Sega Visions
- Publisher: The Communique Group (1990–92) International Data Group (1992–95)
- First issue: 1990; 35 years ago
- Final issue: 1995; 30 years ago
- Country: USA
- Language: English
- OCLC: 794192137

= Sega Visions =

Video game magazine

Sega Visions was a video game magazine running from 1990 to 1995 that focused on games made for Sega consoles such as Master System, Game Gear, Mega Drive / Genesis, and Sega CD.

==History==
Sega Visions was launched by Sega in 1990 as an answer to the popular game magazine Nintendo Power, which was produced by Nintendo and focused exclusively on games for Nintendo consoles. Sega had previously produced a Team Sega Newsletter, which was a small, simple magazine, mostly used to advertise Master System games. Once the Genesis proved popular with game players, it was Sega's ambition to create a more in depth magazine with reviews, previews, game strategies, and more, which ultimately became Sega Visions. Its premiere issue in June/July 1990 was sent free to registered Master System and Genesis owners.

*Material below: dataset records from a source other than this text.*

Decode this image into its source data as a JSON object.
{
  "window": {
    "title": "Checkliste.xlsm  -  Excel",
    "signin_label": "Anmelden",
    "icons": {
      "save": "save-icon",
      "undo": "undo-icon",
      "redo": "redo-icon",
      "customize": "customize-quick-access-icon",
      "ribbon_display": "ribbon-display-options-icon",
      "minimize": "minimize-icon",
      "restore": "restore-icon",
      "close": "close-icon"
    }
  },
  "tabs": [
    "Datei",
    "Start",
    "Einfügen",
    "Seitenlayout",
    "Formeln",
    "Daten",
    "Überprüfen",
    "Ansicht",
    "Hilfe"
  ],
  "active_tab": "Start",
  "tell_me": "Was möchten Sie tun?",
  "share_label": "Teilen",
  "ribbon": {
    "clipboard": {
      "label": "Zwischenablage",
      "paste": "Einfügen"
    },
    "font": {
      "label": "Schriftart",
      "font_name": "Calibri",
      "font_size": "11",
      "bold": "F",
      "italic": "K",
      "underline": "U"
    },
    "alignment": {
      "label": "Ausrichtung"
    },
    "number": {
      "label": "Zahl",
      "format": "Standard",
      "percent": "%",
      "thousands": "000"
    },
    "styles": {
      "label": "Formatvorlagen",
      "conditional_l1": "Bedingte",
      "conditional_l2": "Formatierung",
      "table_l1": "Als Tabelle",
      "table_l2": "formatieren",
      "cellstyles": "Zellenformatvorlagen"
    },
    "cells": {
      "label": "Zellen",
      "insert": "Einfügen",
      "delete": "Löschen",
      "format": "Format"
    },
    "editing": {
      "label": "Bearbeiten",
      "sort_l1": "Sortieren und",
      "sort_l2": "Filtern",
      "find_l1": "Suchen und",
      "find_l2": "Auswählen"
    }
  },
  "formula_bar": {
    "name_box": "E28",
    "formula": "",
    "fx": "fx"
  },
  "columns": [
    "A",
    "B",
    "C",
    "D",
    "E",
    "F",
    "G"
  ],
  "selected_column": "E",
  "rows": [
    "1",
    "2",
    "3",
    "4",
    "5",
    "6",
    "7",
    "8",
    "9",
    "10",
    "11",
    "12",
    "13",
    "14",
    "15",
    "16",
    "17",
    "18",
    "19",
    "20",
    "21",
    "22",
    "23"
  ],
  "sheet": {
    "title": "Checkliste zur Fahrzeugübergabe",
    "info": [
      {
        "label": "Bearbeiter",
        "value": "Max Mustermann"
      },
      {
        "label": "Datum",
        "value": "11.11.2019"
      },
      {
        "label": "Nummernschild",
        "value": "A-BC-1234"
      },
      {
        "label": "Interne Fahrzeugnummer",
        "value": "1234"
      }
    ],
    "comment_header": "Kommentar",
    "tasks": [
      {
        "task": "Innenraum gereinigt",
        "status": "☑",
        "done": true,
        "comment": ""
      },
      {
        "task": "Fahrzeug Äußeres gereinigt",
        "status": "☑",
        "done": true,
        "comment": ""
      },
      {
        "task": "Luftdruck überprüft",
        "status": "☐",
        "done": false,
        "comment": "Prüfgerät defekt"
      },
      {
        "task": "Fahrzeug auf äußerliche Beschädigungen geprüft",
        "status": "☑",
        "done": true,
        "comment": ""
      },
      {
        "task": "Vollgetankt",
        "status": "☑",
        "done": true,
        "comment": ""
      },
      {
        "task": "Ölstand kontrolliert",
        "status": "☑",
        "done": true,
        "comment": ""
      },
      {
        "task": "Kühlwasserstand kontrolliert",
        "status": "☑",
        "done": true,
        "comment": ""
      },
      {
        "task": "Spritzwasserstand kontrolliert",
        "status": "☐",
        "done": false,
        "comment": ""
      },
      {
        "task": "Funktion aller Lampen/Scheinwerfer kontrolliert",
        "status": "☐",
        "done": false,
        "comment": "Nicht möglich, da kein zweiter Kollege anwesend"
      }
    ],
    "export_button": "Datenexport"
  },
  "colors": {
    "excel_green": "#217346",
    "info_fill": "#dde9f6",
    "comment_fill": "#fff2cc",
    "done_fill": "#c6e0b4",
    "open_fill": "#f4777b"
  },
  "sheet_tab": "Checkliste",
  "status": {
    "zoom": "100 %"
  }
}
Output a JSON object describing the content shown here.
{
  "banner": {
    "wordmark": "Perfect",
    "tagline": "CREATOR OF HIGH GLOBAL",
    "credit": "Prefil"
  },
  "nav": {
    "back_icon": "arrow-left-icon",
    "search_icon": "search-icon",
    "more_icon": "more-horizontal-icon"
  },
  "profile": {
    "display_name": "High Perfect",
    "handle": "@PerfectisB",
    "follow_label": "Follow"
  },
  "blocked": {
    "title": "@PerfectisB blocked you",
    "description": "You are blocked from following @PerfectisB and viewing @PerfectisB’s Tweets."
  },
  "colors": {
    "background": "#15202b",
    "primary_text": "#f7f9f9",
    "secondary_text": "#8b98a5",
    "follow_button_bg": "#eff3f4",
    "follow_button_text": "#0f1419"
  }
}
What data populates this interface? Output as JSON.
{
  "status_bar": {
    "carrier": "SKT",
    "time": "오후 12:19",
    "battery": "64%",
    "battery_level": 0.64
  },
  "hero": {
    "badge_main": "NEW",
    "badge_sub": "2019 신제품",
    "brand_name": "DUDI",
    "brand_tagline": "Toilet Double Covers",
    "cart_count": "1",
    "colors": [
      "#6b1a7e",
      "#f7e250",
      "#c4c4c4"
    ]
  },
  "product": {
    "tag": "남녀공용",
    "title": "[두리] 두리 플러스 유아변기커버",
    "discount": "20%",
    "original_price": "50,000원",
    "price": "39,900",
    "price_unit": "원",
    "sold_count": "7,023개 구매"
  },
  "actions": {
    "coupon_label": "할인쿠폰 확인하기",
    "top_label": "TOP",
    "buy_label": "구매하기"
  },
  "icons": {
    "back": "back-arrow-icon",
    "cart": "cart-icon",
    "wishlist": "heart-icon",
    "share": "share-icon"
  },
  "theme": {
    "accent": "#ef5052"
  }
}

The magazine was initially published by The Communique Group. In 1992, International Data Group, who also published the popular game magazine GamePro, took over publishing for the rest of its lifespan. The magazine had a rather sporadic release schedule, some issues being two months apart, others four months. Sega Visions ended its run after 25 issues with its September 1995 issue being the last published. Nowhere in the magazine was there any reference made to it being the final issue and text in a caption included a preview of the next issue.

The magazine also had its own comic character in Niles Nemo (created by Bill Kunkel). Niles (a play on Little Nemo) was a teenage boy with sunglasses who loved pizza and everything Sega.